Mad MIT Scientists Now Want to Drill Really Deep for ‘Clean Energy’

After a couple years of the world’s population enduring the deadly ramifications of arrogant taxpayer-funded scientists conducting dangerous experiments with pathogens, it seems they’re back on their “It’s not if we should do it but what if we don’t” psychosis.

In an effort to ease fossil-fuel reliance, an MIT spinoff plans to dig the deepest holes on Earth

Environmentalists have long dreamed of a way to reach those depths to tap the potential geothermal energy in those rocks, but the technological and financial barriers have been too great. Now, officials at an MIT spinoff say they’ve figured out how to drill as deep as 12 miles into the Earth’s crust, using a special laser that they say is powerful enough to blast through granite and basalt like a knife through soft butter.
Boston Globe, 3/18/22

Again, we’re witnessing the arrogance of the scientific class willing to conduct experiments without the input of any of the people who’d have to bear the brunt of any negative results.

Regardless of who funded the creation of COVID-19, to date 6,090,076 have died from these experiments go awry. No one has accepted responsibility, no one has been punished, thus there’s no deterrent from this occurring again. Given the latest outbreak in China, who’s to say what’s being accidentally or intentionally released?

So,  environmentalist MIT scientists want to drill deep into the Earth in an attempt to harness geothermal energy.

What could go wrong and if something does go wrong, who would we then trust to fix it (if even possible)?
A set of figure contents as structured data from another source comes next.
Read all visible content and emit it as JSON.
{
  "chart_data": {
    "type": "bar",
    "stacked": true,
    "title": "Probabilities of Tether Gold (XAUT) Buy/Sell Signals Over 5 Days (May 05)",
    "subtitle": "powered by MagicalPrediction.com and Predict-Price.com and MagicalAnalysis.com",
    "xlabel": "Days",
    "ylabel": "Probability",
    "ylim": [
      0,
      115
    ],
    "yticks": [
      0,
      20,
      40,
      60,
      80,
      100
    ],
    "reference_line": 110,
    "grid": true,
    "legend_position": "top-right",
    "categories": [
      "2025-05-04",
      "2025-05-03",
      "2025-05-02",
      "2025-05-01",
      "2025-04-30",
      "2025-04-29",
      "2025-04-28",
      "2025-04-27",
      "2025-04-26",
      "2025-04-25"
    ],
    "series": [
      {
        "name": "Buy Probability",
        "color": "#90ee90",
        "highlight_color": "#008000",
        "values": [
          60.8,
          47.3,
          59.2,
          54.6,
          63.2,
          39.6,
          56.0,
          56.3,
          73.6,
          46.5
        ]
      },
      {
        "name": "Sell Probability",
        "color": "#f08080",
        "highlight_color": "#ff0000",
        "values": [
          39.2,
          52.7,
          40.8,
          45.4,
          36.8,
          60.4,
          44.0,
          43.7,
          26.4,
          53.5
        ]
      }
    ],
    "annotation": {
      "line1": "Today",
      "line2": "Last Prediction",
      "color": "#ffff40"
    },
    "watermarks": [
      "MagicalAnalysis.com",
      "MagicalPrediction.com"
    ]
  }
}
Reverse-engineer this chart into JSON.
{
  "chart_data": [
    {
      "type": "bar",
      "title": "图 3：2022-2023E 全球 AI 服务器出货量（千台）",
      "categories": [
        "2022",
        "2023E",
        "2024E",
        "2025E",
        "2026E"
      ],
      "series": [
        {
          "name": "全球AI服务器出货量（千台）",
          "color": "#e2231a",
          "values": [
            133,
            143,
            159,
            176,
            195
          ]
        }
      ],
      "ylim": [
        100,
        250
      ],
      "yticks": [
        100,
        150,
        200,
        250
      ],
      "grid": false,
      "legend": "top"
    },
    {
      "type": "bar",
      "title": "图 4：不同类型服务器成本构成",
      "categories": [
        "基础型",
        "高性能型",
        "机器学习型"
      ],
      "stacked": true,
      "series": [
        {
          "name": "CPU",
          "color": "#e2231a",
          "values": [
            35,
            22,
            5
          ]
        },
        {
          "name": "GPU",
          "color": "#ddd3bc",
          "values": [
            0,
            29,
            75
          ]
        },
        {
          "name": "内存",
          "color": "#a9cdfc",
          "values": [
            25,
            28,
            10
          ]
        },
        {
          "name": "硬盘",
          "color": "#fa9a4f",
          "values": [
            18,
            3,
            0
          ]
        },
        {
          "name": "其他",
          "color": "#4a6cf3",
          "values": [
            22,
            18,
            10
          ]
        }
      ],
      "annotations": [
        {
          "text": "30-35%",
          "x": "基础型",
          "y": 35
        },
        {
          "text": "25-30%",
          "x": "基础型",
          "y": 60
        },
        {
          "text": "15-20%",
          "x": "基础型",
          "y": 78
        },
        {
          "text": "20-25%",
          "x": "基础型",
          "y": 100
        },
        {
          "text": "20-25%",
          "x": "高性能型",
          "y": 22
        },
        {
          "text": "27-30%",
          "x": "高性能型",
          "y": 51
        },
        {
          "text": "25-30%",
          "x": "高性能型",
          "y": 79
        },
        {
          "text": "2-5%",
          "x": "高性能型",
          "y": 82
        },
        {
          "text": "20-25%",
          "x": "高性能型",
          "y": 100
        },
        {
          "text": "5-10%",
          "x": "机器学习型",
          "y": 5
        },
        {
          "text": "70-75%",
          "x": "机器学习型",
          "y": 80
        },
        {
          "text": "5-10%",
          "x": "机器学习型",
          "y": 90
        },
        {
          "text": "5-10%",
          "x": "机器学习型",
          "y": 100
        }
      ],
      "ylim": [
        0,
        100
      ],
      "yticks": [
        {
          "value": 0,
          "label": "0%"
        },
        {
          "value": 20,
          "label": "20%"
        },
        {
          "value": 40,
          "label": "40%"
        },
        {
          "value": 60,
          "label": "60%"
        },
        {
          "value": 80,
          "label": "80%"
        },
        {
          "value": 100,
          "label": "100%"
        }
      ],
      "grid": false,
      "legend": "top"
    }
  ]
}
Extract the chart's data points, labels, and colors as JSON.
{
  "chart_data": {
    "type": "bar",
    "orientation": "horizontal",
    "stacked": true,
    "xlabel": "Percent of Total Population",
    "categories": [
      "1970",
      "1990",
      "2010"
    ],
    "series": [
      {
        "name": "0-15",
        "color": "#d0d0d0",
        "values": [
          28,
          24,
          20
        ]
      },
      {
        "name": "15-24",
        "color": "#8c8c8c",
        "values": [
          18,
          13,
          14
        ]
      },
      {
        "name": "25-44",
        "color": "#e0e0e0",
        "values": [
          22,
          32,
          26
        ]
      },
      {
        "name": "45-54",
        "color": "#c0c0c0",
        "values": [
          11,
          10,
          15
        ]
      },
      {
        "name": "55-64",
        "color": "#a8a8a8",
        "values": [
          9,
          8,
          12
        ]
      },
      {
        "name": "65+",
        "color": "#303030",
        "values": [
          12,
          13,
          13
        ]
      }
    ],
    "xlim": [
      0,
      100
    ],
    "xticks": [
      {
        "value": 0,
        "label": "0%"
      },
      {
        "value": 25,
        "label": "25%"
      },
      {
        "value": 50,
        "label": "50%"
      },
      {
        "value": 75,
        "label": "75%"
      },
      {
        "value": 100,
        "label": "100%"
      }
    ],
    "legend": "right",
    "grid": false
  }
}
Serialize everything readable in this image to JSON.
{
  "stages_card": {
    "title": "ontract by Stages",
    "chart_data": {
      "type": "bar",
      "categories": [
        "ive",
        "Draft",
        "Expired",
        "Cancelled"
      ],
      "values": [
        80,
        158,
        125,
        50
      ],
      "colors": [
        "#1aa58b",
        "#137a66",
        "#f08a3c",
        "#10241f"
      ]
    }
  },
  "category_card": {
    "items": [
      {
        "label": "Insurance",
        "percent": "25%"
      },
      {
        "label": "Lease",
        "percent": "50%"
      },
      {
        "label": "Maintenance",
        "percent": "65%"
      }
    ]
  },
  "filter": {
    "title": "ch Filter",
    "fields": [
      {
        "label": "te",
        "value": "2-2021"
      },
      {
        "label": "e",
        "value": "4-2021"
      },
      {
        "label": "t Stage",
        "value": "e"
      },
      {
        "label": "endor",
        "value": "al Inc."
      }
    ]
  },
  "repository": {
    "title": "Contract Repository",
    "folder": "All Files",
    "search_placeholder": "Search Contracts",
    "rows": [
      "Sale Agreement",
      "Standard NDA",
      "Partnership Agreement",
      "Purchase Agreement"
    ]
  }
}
An eerily similar scenario was the subject of a 1965 disaster movie of which the poster slogans were, “Thank God it’s only a motion picture” and “Today’s terrifying look into what might happen tomorrow”….

The arrogant always make it sound so easy.

In the coming years, Quaise Energy, named for a section of Nantucket, plans to dig some of the deepest boreholes in history to reach rocks that can exceed temperatures of 1,000 degrees and surface a kind of heavy steam that has the potential to provide a nearly unlimited supply of clean energy anywhere in the world. By the end of the decade, they plan to capture the steam and use it to run turbines at power plants.

The problem is the best laid plans don’t always go according to said plan and these people are playing with forces they really can’t comprehend. There’s a reason why the Earth was created the way it was and some things that are beneath the crust is there for a reason as opposed to being on the surface. What happens if the energy that’s supposed to be there gets siphoned off?

But the challenges of mining such subterranean energy remain great — and risky. Previous efforts to dig such deep holes have even triggered earthquakes.

“There are unknowns, and we might not understand some of the risks,” said Jody Robins, a senior geothermal engineer at the National Renewable Energy Laboratory in Golden, Colo. “But until we do this, we won’t know.”

Given the recent results of scientific experimentation, let’s hope they get this right the first time. There was no “Crack in the World” sequel and for all the right reasons.